Meet the members of our Blue Team from Summer Camp 2018
Members of the Blue Team: Alejandro Chinchilla, Jesús Morales , Ignacio Martínez. They are working on the development of software based in Cosmos for the communication with CubeSat. They are also co-working with the Light Blue Team.
Our objective is to develop a software based in COSMOS(??) for the communication with the CUBESAT. Our base is another project that does the same, but with different software. That code uses Matlab as the software at the ground station, that connects with the CUBESAT, which includes and Arduino’s board.
The project has two main tasks:
• Migrate code from Matlab to COSMOS.
• Change Arduino code to be able to communicate with COSMOS instead of MATLAB
This team is told to handle the migration from Matlab to COSMOS task and the other group has to change the Arduino code.
We have to define a telemetry packet in COSMOS in order to receive the angular speed, Bdot data and the intensity of the magnetic field from CUBESAT.
TLM file of the first version
After solving a few mistakes and with the code that the light blue team introduce to the Arduino’s board in the CUBESAT, we could connect the it with our COSMOS system and start receiving data:
Reception of packets from Arduino
We now want to establish limits to our received data. This helps to provide feedback to users about how telemetry is performing. In the tlm file we have to specify the red high,yellow high,yellow low and red high limits. When we see the limits monitor, it has a red area(invalid), yellow area(not so valid) and green area(valid).
Output of the limits monitor
Now that the plotting functions are defined we can visualize the telemetry data comming from the CUBESAT.

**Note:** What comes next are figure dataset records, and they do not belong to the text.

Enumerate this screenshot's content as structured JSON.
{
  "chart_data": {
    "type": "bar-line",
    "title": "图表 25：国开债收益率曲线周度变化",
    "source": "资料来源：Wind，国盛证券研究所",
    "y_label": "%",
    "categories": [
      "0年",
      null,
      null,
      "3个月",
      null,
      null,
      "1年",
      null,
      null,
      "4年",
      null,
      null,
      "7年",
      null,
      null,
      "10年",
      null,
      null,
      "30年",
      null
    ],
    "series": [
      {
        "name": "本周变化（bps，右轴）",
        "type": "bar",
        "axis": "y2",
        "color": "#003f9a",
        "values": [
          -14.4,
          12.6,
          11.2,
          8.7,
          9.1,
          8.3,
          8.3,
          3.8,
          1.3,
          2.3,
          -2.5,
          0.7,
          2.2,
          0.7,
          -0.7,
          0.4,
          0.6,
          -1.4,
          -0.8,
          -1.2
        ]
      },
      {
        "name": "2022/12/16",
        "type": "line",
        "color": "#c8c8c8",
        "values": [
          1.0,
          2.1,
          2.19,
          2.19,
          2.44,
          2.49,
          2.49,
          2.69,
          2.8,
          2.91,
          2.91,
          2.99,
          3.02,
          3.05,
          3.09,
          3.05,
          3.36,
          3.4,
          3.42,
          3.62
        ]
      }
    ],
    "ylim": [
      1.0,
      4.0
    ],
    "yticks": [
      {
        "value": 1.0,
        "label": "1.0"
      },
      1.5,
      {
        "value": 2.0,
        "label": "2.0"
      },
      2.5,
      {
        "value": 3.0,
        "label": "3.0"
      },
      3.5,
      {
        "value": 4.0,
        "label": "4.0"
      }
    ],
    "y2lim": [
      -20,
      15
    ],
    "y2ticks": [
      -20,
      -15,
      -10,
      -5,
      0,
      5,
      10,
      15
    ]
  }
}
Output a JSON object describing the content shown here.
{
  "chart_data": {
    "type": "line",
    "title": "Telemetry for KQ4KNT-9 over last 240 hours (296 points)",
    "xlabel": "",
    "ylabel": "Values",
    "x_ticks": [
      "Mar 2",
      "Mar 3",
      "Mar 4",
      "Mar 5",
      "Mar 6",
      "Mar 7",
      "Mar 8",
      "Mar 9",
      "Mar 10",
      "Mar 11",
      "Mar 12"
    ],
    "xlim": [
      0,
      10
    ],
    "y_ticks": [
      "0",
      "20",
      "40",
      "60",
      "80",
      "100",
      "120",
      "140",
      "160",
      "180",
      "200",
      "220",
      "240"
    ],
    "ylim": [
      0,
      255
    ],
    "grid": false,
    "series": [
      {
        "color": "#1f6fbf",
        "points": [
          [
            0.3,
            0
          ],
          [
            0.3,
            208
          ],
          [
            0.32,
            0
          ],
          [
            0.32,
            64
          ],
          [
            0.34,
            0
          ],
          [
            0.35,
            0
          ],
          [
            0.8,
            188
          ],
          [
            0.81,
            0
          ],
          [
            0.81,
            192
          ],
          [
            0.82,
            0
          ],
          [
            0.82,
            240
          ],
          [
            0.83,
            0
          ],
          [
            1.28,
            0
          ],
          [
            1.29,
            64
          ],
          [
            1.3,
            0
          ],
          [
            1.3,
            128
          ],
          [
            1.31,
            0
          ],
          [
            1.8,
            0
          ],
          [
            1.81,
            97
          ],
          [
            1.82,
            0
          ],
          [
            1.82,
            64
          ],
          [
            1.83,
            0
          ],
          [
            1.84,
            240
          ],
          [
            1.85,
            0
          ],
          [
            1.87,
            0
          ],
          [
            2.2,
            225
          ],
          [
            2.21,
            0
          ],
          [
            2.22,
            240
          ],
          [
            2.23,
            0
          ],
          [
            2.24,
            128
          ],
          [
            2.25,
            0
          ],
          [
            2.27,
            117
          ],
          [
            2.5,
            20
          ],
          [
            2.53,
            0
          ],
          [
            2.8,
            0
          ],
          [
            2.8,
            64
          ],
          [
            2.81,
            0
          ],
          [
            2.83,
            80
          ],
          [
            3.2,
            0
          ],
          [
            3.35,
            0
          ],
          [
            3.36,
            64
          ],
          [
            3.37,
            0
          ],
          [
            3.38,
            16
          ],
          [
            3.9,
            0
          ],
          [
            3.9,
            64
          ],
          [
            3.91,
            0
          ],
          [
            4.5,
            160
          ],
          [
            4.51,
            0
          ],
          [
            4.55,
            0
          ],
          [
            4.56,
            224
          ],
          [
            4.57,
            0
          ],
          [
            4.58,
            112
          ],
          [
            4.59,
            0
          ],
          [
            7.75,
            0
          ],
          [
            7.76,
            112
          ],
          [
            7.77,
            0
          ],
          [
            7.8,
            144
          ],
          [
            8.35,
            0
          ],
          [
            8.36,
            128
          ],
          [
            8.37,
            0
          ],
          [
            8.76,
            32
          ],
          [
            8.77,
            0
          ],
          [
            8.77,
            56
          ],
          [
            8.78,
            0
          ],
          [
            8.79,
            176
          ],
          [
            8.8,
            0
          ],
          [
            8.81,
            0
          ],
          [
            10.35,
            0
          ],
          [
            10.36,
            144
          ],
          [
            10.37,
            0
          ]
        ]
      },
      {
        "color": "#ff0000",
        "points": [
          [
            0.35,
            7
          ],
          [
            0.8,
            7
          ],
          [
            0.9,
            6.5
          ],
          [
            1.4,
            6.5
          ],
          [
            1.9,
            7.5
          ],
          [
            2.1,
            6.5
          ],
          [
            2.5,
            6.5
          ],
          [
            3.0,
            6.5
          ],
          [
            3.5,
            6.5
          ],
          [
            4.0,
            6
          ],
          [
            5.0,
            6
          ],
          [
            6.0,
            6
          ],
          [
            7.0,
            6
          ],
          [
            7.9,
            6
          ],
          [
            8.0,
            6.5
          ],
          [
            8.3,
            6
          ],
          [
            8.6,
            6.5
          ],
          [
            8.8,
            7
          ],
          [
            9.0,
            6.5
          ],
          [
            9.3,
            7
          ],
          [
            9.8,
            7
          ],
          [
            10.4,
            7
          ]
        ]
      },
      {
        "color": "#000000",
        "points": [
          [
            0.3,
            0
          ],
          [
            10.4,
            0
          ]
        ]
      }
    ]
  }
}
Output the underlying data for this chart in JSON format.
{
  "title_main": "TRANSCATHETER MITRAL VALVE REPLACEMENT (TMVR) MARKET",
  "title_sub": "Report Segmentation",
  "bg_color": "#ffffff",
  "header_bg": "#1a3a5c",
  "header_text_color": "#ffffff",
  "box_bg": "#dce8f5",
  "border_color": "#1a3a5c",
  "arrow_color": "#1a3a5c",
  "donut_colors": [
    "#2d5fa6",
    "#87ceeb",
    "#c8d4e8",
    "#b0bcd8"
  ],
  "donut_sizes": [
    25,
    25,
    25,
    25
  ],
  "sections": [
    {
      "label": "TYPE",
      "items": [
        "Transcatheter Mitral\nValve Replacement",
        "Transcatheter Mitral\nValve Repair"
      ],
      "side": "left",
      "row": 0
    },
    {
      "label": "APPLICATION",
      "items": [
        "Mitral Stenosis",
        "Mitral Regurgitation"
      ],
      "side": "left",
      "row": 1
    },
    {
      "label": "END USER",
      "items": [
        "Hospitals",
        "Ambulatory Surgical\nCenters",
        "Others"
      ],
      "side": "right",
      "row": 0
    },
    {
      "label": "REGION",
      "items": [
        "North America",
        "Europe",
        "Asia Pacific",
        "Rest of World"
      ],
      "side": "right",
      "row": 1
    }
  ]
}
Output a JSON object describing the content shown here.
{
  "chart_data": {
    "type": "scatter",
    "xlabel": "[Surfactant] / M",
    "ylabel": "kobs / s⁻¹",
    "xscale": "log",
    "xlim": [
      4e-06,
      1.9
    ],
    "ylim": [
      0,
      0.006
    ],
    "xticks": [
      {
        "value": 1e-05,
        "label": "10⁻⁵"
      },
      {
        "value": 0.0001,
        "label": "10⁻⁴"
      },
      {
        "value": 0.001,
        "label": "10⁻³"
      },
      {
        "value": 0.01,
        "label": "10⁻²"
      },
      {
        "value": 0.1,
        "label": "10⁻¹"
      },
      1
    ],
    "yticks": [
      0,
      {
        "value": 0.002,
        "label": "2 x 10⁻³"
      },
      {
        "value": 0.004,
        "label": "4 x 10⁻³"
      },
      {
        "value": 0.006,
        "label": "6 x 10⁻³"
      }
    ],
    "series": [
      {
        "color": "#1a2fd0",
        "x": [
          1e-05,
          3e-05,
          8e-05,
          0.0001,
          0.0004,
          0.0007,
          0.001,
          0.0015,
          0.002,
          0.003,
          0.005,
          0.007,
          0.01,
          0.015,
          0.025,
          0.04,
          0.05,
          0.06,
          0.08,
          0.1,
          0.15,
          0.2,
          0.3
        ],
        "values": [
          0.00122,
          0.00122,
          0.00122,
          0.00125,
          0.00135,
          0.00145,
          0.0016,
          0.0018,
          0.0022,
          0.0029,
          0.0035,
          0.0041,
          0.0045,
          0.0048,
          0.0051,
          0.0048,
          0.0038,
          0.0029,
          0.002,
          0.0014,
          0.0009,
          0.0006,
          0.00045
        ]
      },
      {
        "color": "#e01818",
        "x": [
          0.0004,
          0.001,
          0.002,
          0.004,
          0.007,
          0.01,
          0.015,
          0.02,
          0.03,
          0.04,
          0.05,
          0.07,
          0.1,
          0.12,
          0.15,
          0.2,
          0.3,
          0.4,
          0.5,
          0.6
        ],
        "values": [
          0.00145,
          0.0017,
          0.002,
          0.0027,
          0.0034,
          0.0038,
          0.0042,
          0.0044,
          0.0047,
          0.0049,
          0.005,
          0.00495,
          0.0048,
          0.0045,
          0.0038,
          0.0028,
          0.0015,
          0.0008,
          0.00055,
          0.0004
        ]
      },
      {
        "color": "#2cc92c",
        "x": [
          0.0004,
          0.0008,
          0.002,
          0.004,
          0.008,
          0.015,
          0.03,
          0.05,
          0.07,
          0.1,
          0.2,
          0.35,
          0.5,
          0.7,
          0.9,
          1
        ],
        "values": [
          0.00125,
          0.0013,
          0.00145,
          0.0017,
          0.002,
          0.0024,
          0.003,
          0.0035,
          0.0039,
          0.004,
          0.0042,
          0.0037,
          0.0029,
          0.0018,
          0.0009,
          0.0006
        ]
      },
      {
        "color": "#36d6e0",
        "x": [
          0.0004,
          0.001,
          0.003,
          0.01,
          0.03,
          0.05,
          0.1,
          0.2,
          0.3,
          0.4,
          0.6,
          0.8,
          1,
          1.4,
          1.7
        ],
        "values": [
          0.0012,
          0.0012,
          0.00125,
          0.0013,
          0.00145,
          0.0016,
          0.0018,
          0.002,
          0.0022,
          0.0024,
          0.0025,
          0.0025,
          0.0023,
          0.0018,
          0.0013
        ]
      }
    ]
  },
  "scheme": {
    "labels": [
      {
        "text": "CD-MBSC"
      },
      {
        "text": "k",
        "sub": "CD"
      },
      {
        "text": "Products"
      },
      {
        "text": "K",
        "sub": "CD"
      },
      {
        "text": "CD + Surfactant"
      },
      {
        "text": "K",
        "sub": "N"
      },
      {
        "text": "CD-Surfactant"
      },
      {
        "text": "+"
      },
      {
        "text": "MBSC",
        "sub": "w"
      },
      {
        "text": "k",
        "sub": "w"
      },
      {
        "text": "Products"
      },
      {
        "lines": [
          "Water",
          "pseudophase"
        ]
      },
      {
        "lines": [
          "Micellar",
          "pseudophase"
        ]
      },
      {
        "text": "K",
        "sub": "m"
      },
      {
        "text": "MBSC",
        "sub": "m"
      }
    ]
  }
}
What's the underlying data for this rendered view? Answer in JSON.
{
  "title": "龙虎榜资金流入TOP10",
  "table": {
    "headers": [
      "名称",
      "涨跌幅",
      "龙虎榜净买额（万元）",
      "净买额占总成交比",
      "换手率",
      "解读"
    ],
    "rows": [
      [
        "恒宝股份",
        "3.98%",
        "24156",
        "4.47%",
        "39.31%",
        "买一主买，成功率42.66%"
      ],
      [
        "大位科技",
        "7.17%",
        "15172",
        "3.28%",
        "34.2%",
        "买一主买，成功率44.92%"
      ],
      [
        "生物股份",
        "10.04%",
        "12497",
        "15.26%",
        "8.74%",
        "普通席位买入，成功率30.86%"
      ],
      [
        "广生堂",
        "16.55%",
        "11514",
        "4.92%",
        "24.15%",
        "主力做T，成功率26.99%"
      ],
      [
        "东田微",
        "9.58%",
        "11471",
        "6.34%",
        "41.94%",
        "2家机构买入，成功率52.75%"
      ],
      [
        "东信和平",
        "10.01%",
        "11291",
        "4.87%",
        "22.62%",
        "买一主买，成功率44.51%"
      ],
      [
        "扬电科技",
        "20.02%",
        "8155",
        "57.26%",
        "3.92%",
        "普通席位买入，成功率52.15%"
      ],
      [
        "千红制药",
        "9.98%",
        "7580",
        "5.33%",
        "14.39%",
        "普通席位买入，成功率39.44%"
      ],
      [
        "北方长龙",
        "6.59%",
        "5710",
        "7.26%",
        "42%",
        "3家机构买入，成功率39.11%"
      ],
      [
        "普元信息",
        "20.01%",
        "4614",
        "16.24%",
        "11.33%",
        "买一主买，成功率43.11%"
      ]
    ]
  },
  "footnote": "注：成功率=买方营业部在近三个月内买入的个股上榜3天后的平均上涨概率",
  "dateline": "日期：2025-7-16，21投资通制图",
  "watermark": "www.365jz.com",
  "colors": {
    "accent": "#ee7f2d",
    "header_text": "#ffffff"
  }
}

Visualization of the received data from CUBESAT
In the figure we have the 9 parameters plotted in three graphics. The peaks come from the movement that did ourselves of the CUBESAT at the time.
We create a processor in Ruby that executes certain code every time one telemetry packet is received. The aim of doing a processor is the calibration. We have to calculate the offset of the first 300 samples of the angular speed in the three axis. Once this is done, we just calculate the calibrate data by substracting this offset to the next packets we will receive. We need to change our tlm.txt too in order to execute the processor:
Including code for the processor
After that, we thought that to create a GUImay be really usefull to us, because although every application that we will implement on it for the moment is already implemented on COSMOS, it allow us to have them in one screen and be easier to quickly manipulate. For example, we just have to click one button to ask for telemetry packets and another to stop them, instead of execute a code to do it.
Command file for the GUI
Sending telemetry GUI
OpenSatKit is a software made by NASA to reuse the other missions’ software. OpenSatKit includes three different software: COSMOS, cFS and 42:
• cFS is included in COSMOS, it is a flight software that can reuse another software in the way we say before.
• 42 is a software package that simulates spacecraft attitude and orbital dynamics and control.
COSMOS+cFS+42 – OpenSatKit
We will be using cFS+COSMOS to control and work on a Raspberry Pi with the TCP protocol.
Moving to Raspberry
Now that our interface between Arduino and COSMOS is functional, we want to move to a more advanced system than Arduino, that is Raspberry pi. We are going to work with a Raspberry Pi Zero W. First we have to install an Operative System on the Raspberry. We choose Raspbian that is the tipicall SO for Raspberry and is similar to Linux.
After that, we start installing cFS on Raspberry. We had some issues due to the differences between Linux and Raspbian but we finish doing it. We are currently working on the use of cFS and how to make an application to communicate our cFS system in the Raspberry with a Ground Station with COSMOS.